LINES,
ON THE DEATH OF CAPT. M. M. DOX,
LATE OF THE UNITED STATES ARMY.

Friend of my youth! whom thoughts of other years, When life was young, and hope was new, endears— Thy solemn change, where all that live must go, Strikes on my heart a salutary woe. Oft have I known thee in the social hour, When mirth and conversation owned thy power, Or, with one heart, we lingered to explore Geneva’s woodlands, or Ontario’s shore; Oft books or men employed the leisure thought, Who wrote most happy, who most gallant fought, Or cogitating plans, left all undone, How fame is earned, or fortune may be won To read, to muse, to meditate, to sigh, We thought of all, but how with faith to die.

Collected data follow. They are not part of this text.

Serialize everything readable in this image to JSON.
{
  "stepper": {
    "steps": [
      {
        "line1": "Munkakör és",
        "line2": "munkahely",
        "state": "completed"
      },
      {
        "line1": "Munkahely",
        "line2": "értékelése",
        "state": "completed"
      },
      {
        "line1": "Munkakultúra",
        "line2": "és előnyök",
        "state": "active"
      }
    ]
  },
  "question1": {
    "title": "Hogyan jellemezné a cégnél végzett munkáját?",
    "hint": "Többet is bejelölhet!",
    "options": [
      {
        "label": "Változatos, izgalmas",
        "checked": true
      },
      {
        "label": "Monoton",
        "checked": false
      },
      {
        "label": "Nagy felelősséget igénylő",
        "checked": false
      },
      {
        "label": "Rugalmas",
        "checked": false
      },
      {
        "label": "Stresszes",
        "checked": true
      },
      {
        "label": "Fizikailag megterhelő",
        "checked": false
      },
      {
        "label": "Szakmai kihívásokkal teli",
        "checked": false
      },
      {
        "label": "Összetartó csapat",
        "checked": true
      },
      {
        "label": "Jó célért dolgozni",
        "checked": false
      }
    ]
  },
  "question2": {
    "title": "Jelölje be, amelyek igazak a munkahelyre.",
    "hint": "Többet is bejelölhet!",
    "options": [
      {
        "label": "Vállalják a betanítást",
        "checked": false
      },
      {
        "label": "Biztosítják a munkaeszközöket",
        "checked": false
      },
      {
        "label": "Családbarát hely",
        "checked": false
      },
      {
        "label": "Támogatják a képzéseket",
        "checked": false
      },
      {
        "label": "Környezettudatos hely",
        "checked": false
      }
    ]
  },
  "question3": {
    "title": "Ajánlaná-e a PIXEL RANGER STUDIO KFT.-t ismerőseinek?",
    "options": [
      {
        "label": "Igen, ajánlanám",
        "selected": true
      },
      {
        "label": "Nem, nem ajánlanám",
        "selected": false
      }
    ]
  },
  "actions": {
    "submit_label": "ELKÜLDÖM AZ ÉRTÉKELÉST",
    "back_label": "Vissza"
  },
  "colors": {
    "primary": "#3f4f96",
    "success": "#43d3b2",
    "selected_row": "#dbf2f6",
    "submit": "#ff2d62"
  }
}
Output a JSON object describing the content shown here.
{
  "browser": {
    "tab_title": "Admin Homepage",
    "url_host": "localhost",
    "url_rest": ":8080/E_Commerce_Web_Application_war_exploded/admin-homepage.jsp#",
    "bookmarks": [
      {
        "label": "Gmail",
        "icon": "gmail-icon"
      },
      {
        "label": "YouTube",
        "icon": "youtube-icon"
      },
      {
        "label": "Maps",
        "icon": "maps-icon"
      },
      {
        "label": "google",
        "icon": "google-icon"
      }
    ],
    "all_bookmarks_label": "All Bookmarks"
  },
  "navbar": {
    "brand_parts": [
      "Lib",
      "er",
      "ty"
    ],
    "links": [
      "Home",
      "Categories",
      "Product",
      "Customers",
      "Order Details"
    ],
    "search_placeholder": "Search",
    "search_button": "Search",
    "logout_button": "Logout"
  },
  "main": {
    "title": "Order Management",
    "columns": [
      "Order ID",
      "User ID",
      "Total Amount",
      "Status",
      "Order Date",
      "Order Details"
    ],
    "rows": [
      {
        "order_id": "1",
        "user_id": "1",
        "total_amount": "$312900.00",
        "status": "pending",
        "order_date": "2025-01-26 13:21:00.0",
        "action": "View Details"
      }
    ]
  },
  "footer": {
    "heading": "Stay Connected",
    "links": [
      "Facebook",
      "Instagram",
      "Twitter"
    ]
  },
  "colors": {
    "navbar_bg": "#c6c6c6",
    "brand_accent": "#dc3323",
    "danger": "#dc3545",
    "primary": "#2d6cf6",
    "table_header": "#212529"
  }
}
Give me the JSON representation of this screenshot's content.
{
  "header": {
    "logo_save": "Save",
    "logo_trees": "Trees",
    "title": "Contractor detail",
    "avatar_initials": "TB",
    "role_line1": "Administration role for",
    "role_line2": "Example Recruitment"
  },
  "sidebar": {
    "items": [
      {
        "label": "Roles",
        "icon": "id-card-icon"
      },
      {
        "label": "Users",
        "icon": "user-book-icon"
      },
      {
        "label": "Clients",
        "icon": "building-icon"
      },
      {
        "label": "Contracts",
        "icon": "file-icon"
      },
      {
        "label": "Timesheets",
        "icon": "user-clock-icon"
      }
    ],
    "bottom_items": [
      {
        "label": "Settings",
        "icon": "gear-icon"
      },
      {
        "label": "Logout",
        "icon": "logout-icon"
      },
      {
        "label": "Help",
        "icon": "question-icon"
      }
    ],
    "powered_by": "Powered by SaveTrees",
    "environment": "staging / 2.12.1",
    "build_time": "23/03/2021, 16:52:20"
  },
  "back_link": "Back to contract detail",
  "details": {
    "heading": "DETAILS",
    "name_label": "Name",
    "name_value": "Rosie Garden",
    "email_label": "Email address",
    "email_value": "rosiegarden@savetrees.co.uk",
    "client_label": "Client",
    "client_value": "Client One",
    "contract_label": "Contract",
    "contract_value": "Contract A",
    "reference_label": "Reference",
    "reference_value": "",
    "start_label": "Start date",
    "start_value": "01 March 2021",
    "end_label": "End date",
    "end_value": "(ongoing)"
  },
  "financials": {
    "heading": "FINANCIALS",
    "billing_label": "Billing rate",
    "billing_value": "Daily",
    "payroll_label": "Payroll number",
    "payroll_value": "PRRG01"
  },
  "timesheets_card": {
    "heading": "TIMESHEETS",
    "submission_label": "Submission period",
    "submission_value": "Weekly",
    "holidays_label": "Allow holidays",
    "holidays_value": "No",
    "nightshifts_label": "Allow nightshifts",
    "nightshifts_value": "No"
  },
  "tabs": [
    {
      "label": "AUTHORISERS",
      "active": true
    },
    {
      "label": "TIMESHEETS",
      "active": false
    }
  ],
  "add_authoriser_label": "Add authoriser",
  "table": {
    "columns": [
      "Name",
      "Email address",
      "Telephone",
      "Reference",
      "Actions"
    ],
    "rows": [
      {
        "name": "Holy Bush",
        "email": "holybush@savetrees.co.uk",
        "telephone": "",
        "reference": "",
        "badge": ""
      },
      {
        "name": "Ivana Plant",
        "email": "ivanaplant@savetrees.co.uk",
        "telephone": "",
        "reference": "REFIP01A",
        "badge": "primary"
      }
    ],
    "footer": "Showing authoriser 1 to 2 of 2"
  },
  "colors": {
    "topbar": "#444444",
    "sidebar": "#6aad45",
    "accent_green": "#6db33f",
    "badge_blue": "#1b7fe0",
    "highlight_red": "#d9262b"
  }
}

Long severed by the varied course of time By lands remote, by fortune, care, and clime, What once, in youth, no terrors could impart, Fate brings with sad sensations to my heart; Hope’s brittle thread is severed at a breath, And all that meets the gazing eye is death.

Arms drew thee forth, when late thy country saw Right raised on arrogance, power stampt as law; But me, erewhile, a wayward fortune drew, Long streams to traverse—boundless plains to view; While now on arts, and now on letters cast, Hope bore me lightsome on the western blast, I but return to honor, with the brave, A friend’s—a patriot’s—and a soldier’s grave.

Michilimackinac.


THE CHIPPEWA GIRL.

They tell me, the men with a white-white face Belong to a purer, nobler race; But why, if they do, and it may be so, Do their tongues cry, “yes”—and their actions, “no?”

They tell me, that white is a heavenly hue, And it may be so, but the sky is blue; And the first of men—as our old men say, Had earth-brown skins, and were made of clay.

But throughout my life, I’ve heard it said, There’s nothing surpasses a tint of red; Oh, the white man’s cheeks look pale and sad, Compared to my beautiful Indian lad.